Music: A basic bitch has limited music knowledge other than what they hear on the radio or pick up from their bad bitch friends. Even then, it’s a good two months too late. A basic bitch listens to Top 40 hits: “Teenage Dream,” “Diamonds,” “Without You.” This is the soundtrack to your basic life. Scream it with your strained vocal chords.
Often heard saying: “I love pumpkin spice lattes,” “I need a puppy,” “I never do this,” “I feel fat,” “so cute,” “ugh,” “I need a gay best friend.”
Frequently found: At Starbucks, on the elliptical, drinking Starbucks on the elliptical, talking on her cell phone about drinking lattes while on the elliptical.
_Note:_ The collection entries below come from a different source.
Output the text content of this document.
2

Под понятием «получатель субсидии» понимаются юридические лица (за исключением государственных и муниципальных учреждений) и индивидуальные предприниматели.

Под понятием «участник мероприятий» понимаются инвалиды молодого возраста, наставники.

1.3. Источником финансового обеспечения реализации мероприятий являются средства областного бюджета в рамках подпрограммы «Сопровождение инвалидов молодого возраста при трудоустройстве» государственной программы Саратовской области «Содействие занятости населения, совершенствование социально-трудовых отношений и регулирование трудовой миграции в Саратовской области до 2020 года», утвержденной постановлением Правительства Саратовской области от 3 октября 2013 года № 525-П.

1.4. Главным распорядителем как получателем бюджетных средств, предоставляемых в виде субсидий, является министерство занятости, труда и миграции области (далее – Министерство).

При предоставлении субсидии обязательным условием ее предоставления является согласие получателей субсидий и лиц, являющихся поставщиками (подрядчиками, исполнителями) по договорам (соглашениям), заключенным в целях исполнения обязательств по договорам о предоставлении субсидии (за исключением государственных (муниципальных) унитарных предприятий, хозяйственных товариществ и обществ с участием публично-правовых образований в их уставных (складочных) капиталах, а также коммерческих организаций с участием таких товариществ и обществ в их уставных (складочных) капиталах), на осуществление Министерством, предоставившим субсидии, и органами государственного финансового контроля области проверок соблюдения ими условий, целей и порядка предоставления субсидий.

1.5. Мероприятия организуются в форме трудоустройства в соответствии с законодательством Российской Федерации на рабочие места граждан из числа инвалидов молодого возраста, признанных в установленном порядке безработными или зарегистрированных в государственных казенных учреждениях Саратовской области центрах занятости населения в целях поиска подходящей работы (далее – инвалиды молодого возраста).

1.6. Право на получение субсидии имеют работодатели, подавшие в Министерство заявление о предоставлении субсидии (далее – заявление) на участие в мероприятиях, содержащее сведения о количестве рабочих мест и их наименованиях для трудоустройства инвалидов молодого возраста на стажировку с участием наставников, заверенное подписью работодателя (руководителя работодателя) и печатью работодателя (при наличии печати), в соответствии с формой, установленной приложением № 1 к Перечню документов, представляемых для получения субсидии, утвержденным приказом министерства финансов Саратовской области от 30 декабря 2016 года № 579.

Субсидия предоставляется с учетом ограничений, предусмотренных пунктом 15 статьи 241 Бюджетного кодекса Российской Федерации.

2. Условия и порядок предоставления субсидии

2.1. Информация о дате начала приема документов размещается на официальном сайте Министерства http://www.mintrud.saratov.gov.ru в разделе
TV shows: “2 Broke Girls,” “Revenge,” “Pretty Little Liars” and “Grey’s Anatomy.” You are required to watch these shows with her, even when the Knicks are on. Don’t you see her pulling you down into her pool of basic?
Movies: “Mean Girls,” “Titanic,” and anything with Jennifer Aniston (“she’s a survivor”). They love a good RomCom (let’s be real, they love bad ones too). Nothing weird, cerebral, or scary. That would require stepping outside of the basic bounds, and this, she does not do.